My father was not the kind of father I saw in a lot of my friends' homes. He was the kind of guy who called Tony up and invited him over and made him spicy linguine and clams and told him stories about the old days.
I know my father loved his outside life — he became a legend, an almost 100 year old storytelling.
But I know he loved us more.
And as much as I can look back and resent some of this, I don’t. Not at all. Because I know he loved us more.
And also, I can relate. I can understand. And also, maybe because I am a lot like him, in my own way.
Okay, enough about all that. Trust me there is a lot more. But this was supposed to be about pasta. And it is.
And today it’s going to be linguine with clams.
I’m going to tell you how my dad did it, and listen, my father was a simple kind of guy when it came to food. He learned Sicilian style Italian American cooking from his mother and it was always just simple things, potent flavors. Don’t try to show off. Just use what you have and make it good, filled with love and passion.
For this recipe you can use homemade fresh linguine, but my father never did. We had a good quality store-bought Italian import.
You can go get some fresh clams and steam them and use their meat in this, but my father never did. He used Cento canned clams.
He could whip up this dish in no time and it always tasted better than how most restaurants make it.
What you need – this is a linguine with red sauce, by the way, and it can be made spicy as hell.
-Olive oil
-Linguine
-Source for red sauce - my dad liked one large can of San Marzano tomatoes (like the REAL kind, look for the official stamp) and a little bit of pureed tomato sauce of some kind. He would break down the San Marzanos in a bowl before using them, taking them from whole tomatoes to a crushed consistency.
-Sweet onion
-Garlic (2-3 cloves)
-Can of clams (you can use 2 if you like it really clammy, but i don’t)
-Crushed red pepper
-Dried oregano
-Dried basil
-Salt
-Grated pecorino romano cheese
This is my dad making the sauce probably around 1993ish. I don’t know. I am pretty sure that is me draining the pasta just outside the picture frame.
-In a large pan, heat up olive oil, add half a chopped sweet onion and a couple/few minced garlic cloves.
-Let those slowly cook until softened.
-Add dried oregano. Dried basil. As much crushed red pepper as you can handle. We can handle a lot. Salt.
-Let that cook for a while.
-Then add your clams (you don’t have to drain them) and stir them in. Cook for a few.
-Add your tomato sauce (whole can of broken down san marzano and a cup of pureed tomatoes)

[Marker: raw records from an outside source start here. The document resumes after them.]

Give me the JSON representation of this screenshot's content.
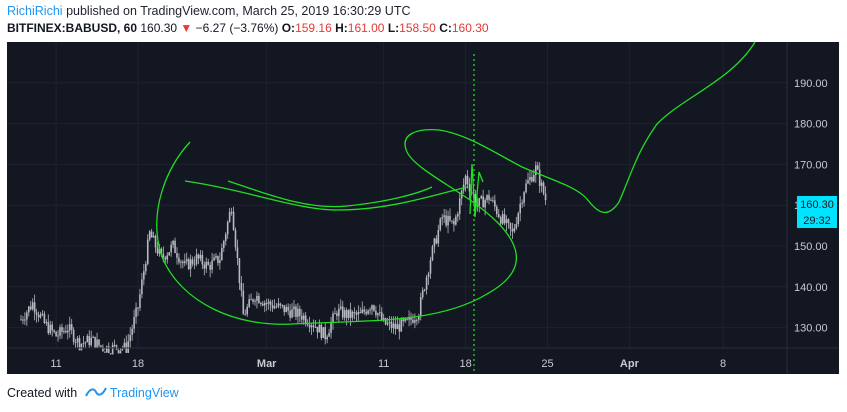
{
  "header": {
    "user": "RichiRichi",
    "published_text": "published on TradingView.com, March 25, 2019 16:30:29 UTC",
    "symbol": "BITFINEX:BABUSD, 60",
    "last": "160.30",
    "change": "−6.27 (−3.76%)",
    "o_label": "O:",
    "o_value": "159.16",
    "h_label": "H:",
    "h_value": "161.00",
    "l_label": "L:",
    "l_value": "158.50",
    "c_label": "C:",
    "c_value": "160.30"
  },
  "footer": {
    "created_with": "Created with",
    "brand": "TradingView"
  },
  "price_badge": {
    "price": "160.30",
    "countdown": "29:32"
  },
  "colors": {
    "background": "#131722",
    "grid": "#1e2230",
    "candle": "#b7b9c0",
    "drawing": "#22dd22",
    "badge": "#00e5ff",
    "axis_text": "#c8cad2"
  },
  "chart_data": {
    "type": "candlestick",
    "title": "BITFINEX:BABUSD, 60",
    "ylim": [
      125,
      200
    ],
    "yticks": [
      130,
      140,
      150,
      160,
      170,
      180,
      190
    ],
    "x_tick_labels": [
      "11",
      "18",
      "Mar",
      "11",
      "18",
      "25",
      "Apr",
      "8"
    ],
    "last_price": 160.3,
    "price_path": [
      {
        "t": "Feb 8",
        "price": 132
      },
      {
        "t": "Feb 9",
        "price": 136
      },
      {
        "t": "Feb 10",
        "price": 131
      },
      {
        "t": "Feb 11",
        "price": 128
      },
      {
        "t": "Feb 12",
        "price": 130
      },
      {
        "t": "Feb 13",
        "price": 126
      },
      {
        "t": "Feb 14",
        "price": 127
      },
      {
        "t": "Feb 15",
        "price": 125
      },
      {
        "t": "Feb 16",
        "price": 125
      },
      {
        "t": "Feb 17",
        "price": 125
      },
      {
        "t": "Feb 18",
        "price": 135
      },
      {
        "t": "Feb 19",
        "price": 153
      },
      {
        "t": "Feb 20",
        "price": 147
      },
      {
        "t": "Feb 21",
        "price": 150
      },
      {
        "t": "Feb 22",
        "price": 145
      },
      {
        "t": "Feb 23",
        "price": 147
      },
      {
        "t": "Feb 24",
        "price": 145
      },
      {
        "t": "Feb 25",
        "price": 147
      },
      {
        "t": "Feb 26",
        "price": 160
      },
      {
        "t": "Feb 27",
        "price": 133
      },
      {
        "t": "Feb 28",
        "price": 138
      },
      {
        "t": "Mar 1",
        "price": 136
      },
      {
        "t": "Mar 2",
        "price": 135
      },
      {
        "t": "Mar 3",
        "price": 134
      },
      {
        "t": "Mar 4",
        "price": 133
      },
      {
        "t": "Mar 5",
        "price": 131
      },
      {
        "t": "Mar 6",
        "price": 128
      },
      {
        "t": "Mar 7",
        "price": 134
      },
      {
        "t": "Mar 8",
        "price": 133
      },
      {
        "t": "Mar 9",
        "price": 133
      },
      {
        "t": "Mar 10",
        "price": 136
      },
      {
        "t": "Mar 11",
        "price": 131
      },
      {
        "t": "Mar 12",
        "price": 130
      },
      {
        "t": "Mar 13",
        "price": 131
      },
      {
        "t": "Mar 14",
        "price": 134
      },
      {
        "t": "Mar 15",
        "price": 147
      },
      {
        "t": "Mar 16",
        "price": 157
      },
      {
        "t": "Mar 17",
        "price": 155
      },
      {
        "t": "Mar 18",
        "price": 167
      },
      {
        "t": "Mar 19",
        "price": 160
      },
      {
        "t": "Mar 20",
        "price": 162
      },
      {
        "t": "Mar 21",
        "price": 157
      },
      {
        "t": "Mar 22",
        "price": 153
      },
      {
        "t": "Mar 23",
        "price": 164
      },
      {
        "t": "Mar 24",
        "price": 169
      },
      {
        "t": "Mar 25",
        "price": 160
      }
    ]
  }
}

-Turn on low and allow to simmer. Tasting. Adding what is needed. My dad always added a little sugar to his sauce, don’t shoot, I know it’s controversial, but he would put so much red pepper in, it was almost needed. He might also add a splash of red wine here and there. Making a sauce is like making love. It’s a process. Keep tasting and changing it and paying attention to it. Truly, it’s a beautiful thing when we give ourselves time to really make a sauce.
-While the sauce is simmering, boil your pasta water with a shit town of salt in it.
-Add pasta.
-Cook al dente.
-Save a wee bit of pasta water, ½ cup, for flavor
-Strain pasta. Add pasta to the simmer sauce with a little pasta water. Toss well.
Serve big and large as my dad would. Top with a lot of grated pecorino romano cheese. Make sure you have some soft Italian bread so when you are getting down to the end, you can use the bread as scarpetta across the plate. Drink a nice Nero d’avola wine with this. Enjoy.